Киф уставился на свои руки, жалея, что у него нет ничего, что можно было бы сжать, бросить или ударить.
— Прости, что свалил это на тебя, — прошептал он, раздумывая, стоит ли ему ударить себя. — Мне не следовало ничего говорить.
Он держал рот на замке в течение нескольких дней, пытаясь убедиться, что он не сказал ничего, что могло бы причинить кому-то боль.
И что он делает в первый раз, когда позволяет себе говорить?
Декс уже никогда не будет смотреть на брата так, как сейчас.
Между ними всегда будет какая-то странность.
И все потому, что он должен был рассказать Дексу…
— Это не твоя вина, — сказал Декс, будто знал, о чем думает Киф. — Ты не делал этого с ним. Это просто… генетика.
— Я все равно не должен был тебе об этом рассказывать, — возразил Киф.
— Ну что ж… я спросил, — напомнил ему Декс.
И, похоже, он жалел об этом.
Что заставило Кифа задуматься, что он должен делать в следующий раз, когда это произойдет… в следующий раз, когда он почувствует эту странную пустоту и точно поймет, что это значит.
Должен ли он рассказать об этом человеку?
Спрятать?
Сможет ли он вообще это сделать?
Или они сразу поймут, что что-то не так?
Не так с ним… не с ними.
Он не должен знать таких вещей. И если люди узнают, это превратится в серьезный кошмар.
Каждый ребенок, который не проявился, будет роиться вокруг него, желая узнать, кем он будет.
Родители будут еще настойчивее.
А что, если окажется, что он действительно может вызвать их способности?
Он еще не исключал такой возможности.
На самом деле это казалось вполне вероятным.
Неужели этого хотела его мама?
Но… почему?
Зачем давать ему такую способность? Так как не было никакого способа, чтобы это проявилось случайно.

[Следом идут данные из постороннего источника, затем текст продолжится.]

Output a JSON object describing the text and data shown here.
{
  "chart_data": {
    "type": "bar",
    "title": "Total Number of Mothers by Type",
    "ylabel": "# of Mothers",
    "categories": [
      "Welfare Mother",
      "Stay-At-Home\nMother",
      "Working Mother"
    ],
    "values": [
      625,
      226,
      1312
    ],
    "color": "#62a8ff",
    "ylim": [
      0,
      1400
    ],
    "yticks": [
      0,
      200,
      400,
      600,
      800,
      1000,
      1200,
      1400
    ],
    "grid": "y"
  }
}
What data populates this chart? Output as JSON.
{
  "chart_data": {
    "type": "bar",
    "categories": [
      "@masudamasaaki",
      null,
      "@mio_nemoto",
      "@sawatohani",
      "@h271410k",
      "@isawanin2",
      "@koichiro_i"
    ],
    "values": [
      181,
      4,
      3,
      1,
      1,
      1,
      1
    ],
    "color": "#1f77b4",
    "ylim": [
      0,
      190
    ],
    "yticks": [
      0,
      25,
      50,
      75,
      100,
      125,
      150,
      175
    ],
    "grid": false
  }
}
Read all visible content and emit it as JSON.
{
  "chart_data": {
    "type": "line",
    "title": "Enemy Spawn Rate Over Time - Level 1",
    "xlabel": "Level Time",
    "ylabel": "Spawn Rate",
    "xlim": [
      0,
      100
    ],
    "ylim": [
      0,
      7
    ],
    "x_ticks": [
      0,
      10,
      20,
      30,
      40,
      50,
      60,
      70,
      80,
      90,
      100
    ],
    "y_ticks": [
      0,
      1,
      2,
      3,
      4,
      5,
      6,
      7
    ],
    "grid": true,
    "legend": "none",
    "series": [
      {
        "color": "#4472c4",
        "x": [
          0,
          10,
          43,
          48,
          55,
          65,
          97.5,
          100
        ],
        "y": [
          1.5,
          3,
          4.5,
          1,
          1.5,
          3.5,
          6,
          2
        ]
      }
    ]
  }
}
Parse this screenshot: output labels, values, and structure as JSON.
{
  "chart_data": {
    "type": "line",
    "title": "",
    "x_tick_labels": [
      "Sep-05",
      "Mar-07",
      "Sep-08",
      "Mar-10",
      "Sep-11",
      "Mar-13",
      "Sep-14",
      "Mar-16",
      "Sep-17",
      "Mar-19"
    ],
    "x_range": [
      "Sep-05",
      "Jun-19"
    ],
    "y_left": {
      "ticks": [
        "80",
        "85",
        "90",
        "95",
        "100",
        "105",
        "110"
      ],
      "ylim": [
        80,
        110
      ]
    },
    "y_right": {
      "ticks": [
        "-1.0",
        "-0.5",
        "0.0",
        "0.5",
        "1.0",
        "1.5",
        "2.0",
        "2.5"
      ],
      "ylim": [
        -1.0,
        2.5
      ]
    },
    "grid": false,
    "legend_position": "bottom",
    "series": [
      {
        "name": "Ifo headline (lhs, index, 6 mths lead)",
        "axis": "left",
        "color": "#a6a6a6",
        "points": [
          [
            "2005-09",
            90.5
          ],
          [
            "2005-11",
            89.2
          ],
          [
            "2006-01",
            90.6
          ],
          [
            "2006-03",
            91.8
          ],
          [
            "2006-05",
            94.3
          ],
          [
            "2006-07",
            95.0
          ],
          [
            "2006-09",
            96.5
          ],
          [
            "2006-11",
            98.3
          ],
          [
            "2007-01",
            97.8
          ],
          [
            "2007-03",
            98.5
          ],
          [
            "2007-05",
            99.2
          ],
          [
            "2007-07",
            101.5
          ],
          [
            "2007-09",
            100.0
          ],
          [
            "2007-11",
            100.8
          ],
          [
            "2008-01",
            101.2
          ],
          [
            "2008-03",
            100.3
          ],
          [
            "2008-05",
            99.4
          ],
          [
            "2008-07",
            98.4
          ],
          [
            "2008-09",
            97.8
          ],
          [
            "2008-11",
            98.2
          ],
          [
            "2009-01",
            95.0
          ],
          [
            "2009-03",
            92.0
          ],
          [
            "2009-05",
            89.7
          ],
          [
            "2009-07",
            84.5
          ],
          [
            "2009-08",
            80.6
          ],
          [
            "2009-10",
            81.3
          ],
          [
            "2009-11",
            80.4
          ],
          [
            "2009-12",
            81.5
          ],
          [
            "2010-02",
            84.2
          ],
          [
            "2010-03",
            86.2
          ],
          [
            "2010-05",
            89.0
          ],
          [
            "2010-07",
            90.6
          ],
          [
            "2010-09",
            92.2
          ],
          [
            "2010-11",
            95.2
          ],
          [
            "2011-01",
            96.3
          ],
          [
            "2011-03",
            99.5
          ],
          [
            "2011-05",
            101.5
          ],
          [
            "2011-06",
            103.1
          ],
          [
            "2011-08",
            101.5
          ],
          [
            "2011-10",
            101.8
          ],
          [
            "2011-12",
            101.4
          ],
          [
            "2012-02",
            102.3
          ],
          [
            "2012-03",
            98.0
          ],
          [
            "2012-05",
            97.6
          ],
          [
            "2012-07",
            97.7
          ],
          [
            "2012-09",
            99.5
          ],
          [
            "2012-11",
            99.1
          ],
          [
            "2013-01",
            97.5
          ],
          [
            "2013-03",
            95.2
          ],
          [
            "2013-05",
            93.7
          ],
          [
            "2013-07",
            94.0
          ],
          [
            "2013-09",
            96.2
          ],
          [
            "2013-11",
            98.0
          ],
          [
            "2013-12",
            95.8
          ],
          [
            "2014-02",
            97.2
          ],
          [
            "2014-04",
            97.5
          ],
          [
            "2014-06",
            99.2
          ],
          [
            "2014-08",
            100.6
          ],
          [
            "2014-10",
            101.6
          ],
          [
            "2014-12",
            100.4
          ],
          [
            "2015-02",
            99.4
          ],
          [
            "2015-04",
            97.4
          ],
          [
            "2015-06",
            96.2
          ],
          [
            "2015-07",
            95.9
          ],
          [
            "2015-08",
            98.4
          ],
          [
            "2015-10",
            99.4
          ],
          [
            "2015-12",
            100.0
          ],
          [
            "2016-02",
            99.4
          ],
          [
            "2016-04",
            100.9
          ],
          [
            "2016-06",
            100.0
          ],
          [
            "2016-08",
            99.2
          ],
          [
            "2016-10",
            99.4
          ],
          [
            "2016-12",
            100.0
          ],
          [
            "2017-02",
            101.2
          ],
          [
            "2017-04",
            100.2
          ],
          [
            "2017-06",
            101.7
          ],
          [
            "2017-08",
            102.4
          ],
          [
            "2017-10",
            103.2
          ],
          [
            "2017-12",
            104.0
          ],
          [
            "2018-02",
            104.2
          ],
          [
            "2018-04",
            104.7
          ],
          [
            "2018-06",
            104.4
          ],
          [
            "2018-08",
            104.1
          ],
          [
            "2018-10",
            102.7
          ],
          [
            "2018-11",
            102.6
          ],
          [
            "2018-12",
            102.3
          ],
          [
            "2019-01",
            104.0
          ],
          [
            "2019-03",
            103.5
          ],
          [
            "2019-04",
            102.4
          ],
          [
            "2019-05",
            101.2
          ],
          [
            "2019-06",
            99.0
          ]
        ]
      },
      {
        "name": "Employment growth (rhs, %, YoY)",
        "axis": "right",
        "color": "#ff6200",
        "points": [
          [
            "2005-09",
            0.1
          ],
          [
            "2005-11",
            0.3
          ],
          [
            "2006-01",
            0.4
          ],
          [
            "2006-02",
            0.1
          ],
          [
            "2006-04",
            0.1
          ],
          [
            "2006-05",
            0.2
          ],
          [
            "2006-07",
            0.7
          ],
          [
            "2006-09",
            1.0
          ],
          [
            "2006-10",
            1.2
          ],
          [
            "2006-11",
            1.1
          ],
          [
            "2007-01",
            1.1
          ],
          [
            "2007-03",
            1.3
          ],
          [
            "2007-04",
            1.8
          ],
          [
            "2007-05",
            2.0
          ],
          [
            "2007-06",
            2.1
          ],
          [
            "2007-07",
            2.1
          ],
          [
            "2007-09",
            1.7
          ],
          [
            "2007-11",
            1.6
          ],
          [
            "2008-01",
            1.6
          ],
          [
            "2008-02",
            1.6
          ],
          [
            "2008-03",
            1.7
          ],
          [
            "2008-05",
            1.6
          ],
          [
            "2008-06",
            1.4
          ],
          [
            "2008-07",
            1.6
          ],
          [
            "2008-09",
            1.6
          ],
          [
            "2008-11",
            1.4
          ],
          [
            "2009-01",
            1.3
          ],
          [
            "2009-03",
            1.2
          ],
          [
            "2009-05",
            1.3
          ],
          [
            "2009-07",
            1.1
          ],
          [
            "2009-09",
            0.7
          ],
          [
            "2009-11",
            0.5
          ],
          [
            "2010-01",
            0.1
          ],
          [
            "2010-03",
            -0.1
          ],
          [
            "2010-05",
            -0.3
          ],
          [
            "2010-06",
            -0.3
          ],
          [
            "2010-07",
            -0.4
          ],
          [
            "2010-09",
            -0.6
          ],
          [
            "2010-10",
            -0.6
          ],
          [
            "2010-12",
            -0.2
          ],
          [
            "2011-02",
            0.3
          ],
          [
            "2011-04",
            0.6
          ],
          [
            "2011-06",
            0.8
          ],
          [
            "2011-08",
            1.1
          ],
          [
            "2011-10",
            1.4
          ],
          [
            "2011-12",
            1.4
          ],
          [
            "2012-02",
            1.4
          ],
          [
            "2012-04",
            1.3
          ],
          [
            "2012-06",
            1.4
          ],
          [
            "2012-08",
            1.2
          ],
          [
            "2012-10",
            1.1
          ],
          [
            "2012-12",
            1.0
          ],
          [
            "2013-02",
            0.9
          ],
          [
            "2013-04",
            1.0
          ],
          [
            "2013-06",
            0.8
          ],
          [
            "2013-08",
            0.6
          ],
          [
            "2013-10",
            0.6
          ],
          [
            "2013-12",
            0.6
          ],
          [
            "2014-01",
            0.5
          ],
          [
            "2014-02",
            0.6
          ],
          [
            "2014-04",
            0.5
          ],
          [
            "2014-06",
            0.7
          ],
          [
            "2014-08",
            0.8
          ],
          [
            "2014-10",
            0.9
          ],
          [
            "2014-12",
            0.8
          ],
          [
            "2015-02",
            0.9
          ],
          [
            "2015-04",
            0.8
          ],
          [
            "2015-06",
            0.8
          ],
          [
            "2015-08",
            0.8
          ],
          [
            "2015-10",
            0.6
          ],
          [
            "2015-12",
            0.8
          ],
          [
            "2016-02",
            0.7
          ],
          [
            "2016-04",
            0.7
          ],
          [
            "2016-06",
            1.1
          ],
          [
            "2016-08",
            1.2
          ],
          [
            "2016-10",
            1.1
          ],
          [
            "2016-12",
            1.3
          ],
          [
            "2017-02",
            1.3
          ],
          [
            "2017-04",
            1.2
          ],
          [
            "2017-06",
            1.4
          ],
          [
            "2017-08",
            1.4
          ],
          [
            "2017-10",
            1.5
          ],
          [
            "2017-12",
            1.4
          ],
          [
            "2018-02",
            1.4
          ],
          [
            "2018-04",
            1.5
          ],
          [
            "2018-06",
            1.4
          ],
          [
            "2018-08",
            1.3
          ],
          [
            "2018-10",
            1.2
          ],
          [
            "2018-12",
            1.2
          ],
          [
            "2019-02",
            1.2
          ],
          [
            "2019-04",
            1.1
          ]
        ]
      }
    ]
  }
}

Она определенно планировала это.
Так… что же в этом было для нее?
Власть, понял он.
С его мамой всегда так было.
И в мире, где способности были самой определяющей вещью в чьей-то жизни, наличие любого вида знания о том, что должно произойти с ними — или заставить это произойти для них — было абсолютным преимуществом.
Она могла потребовать все, что угодно, за встречу со своим талантливым маленьким сыном, и люди заплатили бы… поклонялись бы. И ей придется выбирать, у кого будет шанс.
Или…
Было ли это больше, чем это?
Он не забыл, как его мама называла свой план.
Архетип.
Оригинальная модель, с которой копировались или сравнивались все остальные вещи.
Он думал, что это просто ее несносный способ сказать: «Я умнее всех, и именно поэтому они все должны слушать меня!»
Но что, если название было о нем?
Что, если он был ее Архетипом… и она собиралась использовать его, чтобы измерить всех?
Судите их.
Сортировать их.
Собирать лучших из лучших.
Сформировать свой собственный высший элитный класс и использовать их, чтобы доминировать над всеми остальными.
Было ли это его Наследием?
Но если это так… разве его сила не ограничена?
Не то чтобы он мог помешать людям проявляться.
Или… мог?
Было ли какое-то слово, какая-то команда, которую он мог дать, чтобы лишить кого-то способности?
Он не знал… и не хотел знать.
Киф сжался в тугой комочек и уткнулся головой колени.
— Я не могу этого сделать, — прошептал он.
— Сделать что? — спросил Декс.
— Все эти странные, неестественные вещи, которые моя мама делала со мной. Я не могу контролировать эти способности…
— Нет, можешь, — возразил Декс. — Я видел, как ты это делаешь. Я имею в виду, конечно, ты все еще учишься этому, но я видел, как ты подавляешь команды. И это первый раз за много дней, когда ты позволяешь себе говорить… и только потому, что знаешь, что это безопасно.